Direct horse-to-horse contact is a common route of transmission of the virus, but indirect transmission is also important. This occurs when infectious materials (nasal secretions, fluids from abortions, etc.) are carried between infected and non-infected horses by people or inanimate objects such as buckets, tack, trailers etc. Aerosol transmission can also occur when infectious droplets are inhaled. The source of infectious droplets is most often respiratory secretions.
Symptoms of EHV-1 include fever, which is one of the most common clinical signs and often precedes the development of other signs. Respiratory signs include coughing and nasal discharge. Neurologic signs associated with EHV-1 are highly variable, but often the hindquarters are most severely affected. Horses with EHV-1 may appear weak and uncoordinated. Urine dribbling and loss of tail tone may also be seen. Severely affected horses may become unable to rise.
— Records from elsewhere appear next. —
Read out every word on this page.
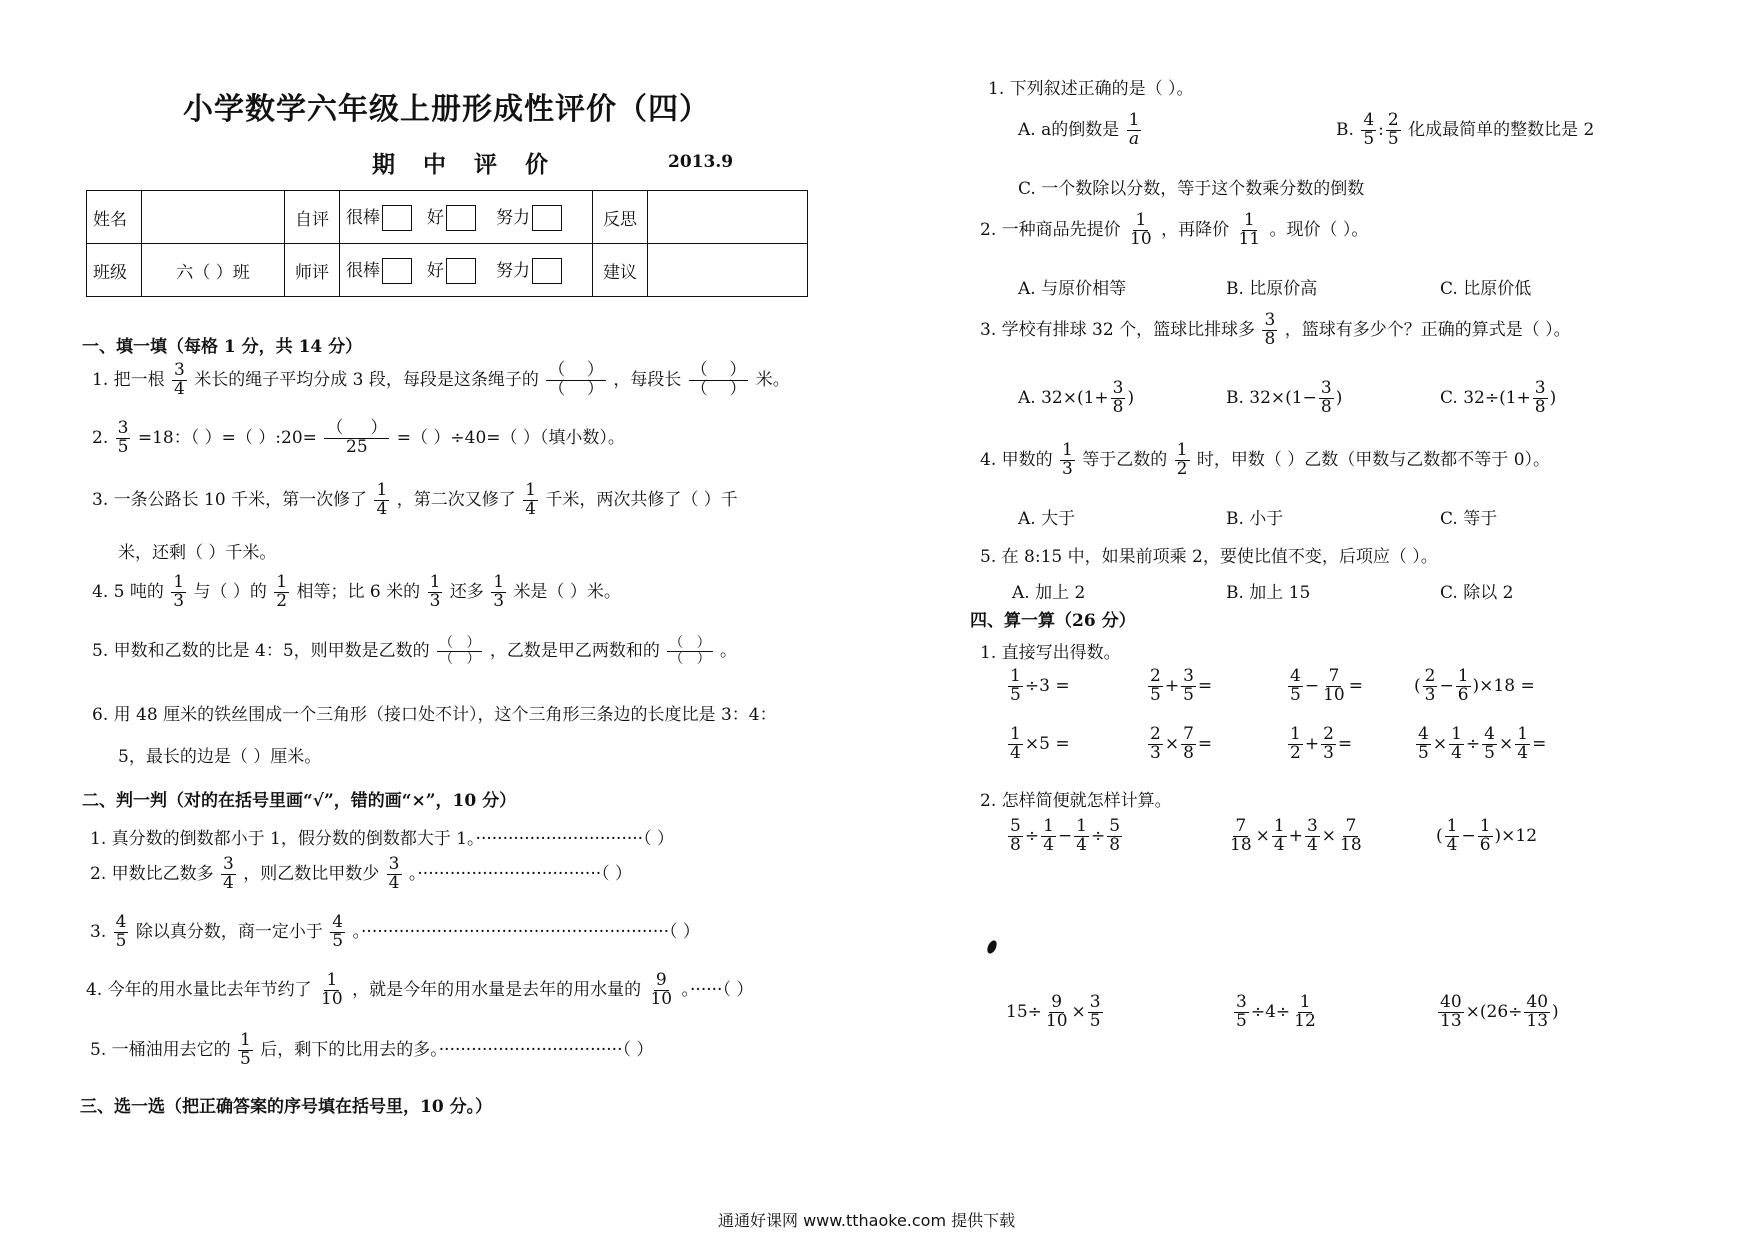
小学数学六年级上册形成性评价（四）
期 中 评 价	2013.9
姓名		自评	很棒 好 努力	反思	
班级	六（ ）班	师评	很棒 好 努力	建议	
一、填一填（每格 1 分，共 14 分）
1. 把一根 $\frac{3}{4}$ 米长的绳子平均分成 3 段，每段是这条绳子的 $\frac{( )}{( )}$ ，每段长 $\frac{( )}{( )}$ 米。
2. $\frac{3}{5} =18$：（ ）=（ ）:20= $\frac{( )}{25}$ =（ ）÷40=（ ）（填小数）。
3. 一条公路长 10 千米，第一次修了 $\frac{1}{4}$ ，第二次又修了 $\frac{1}{4}$ 千米，两次共修了（ ）千
米，还剩（ ）千米。
4. 5 吨的 $\frac{1}{3}$ 与（ ）的 $\frac{1}{2}$ 相等；比 6 米的 $\frac{1}{3}$ 还多 $\frac{1}{3}$ 米是（ ）米。
5. 甲数和乙数的比是 4：5，则甲数是乙数的 $\frac{( )}{( )}$ ，乙数是甲乙两数和的 $\frac{( )}{( )}$ 。
6. 用 48 厘米的铁丝围成一个三角形（接口处不计），这个三角形三条边的长度比是 3：4：
5，最长的边是（ ）厘米。
二、判一判（对的在括号里画“√”，错的画“×”，10 分）
1. 真分数的倒数都小于 1，假分数的倒数都大于 1。·······························（ ）
2. 甲数比乙数多 $\frac{3}{4}$ ，则乙数比甲数少 $\frac{3}{4}$ 。··································（ ）
3. $\frac{4}{5}$ 除以真分数，商一定小于 $\frac{4}{5}$ 。·························································（ ）
4. 今年的用水量比去年节约了 $\frac{1}{10}$ ，就是今年的用水量是去年的用水量的 $\frac{9}{10}$ 。······（ ）
5. 一桶油用去它的 $\frac{1}{5}$ 后，剩下的比用去的多。··································（ ）
三、选一选（把正确答案的序号填在括号里，10 分。）
1. 下列叙述正确的是（ ）。
A. a的倒数是 $\frac{1}{a}$	B. $\frac{4}{5}$ : $\frac{2}{5}$ 化成最简单的整数比是 2
C. 一个数除以分数，等于这个数乘分数的倒数
2. 一种商品先提价 $\frac{1}{10}$ ，再降价 $\frac{1}{11}$ 。现价（ ）。
A. 与原价相等	B. 比原价高	C. 比原价低
3. 学校有排球 32 个，篮球比排球多 $\frac{3}{8}$ ，篮球有多少个？正确的算式是（ ）。
A. $32\times(1+ \frac{3}{8}$ )	B. $32\times(1- \frac{3}{8}$ )	C. $32\div(1+ \frac{3}{8}$ )
4. 甲数的 $\frac{1}{3}$ 等于乙数的 $\frac{1}{2}$ 时，甲数（ ）乙数（甲数与乙数都不等于 0）。
A. 大于	B. 小于	C. 等于
5. 在 8:15 中，如果前项乘 2，要使比值不变，后项应（ ）。
A. 加上 2	B. 加上 15	C. 除以 2
四、算一算（26 分）
1. 直接写出得数。
$\frac{1}{5} \div 3$ =	$\frac{2}{5} + \frac{3}{5}$ =	$\frac{4}{5} - \frac{7}{10}$ =	( $\frac{2}{3} - \frac{1}{6} )\times 18$ =
$\frac{1}{4} \times 5$ =	$\frac{2}{3} \times \frac{7}{8}$ =	$\frac{1}{2} + \frac{2}{3}$ =	$\frac{4}{5} \times \frac{1}{4} \div \frac{4}{5} \times \frac{1}{4}$ =
2. 怎样简便就怎样计算。
$\frac{5}{8} \div \frac{1}{4} - \frac{1}{4} \div \frac{5}{8}$	$\frac{7}{18} \times \frac{1}{4} + \frac{3}{4} \times \frac{7}{18}$	( $\frac{1}{4} - \frac{1}{6} )\times 12$
$15\div \frac{9}{10} \times \frac{3}{5}$	$\frac{3}{5} \div 4\div \frac{1}{12}$	$\frac{40}{13} \times(26\div \frac{40}{13}$ )
通通好课网 www.tthaoke.com 提供下载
It is important to remember that none of these signs are specific to EHV-1, and diagnostic testing is required to confirm EHV-1 infection. Many horses exposed to EHV-1 never develop clinical signs. If you suspect your horse has been exposed to EHV-1, contact your veterinarian. In general, exposed horses should be isolated and have their temperatures monitored twice daily. If an exposed horse develops a fever or other signs consistent with EHV-1, diagnostic testing may be performed. Always practice effective biosecurity before, during and after equine events and when introducing new horses to a premises.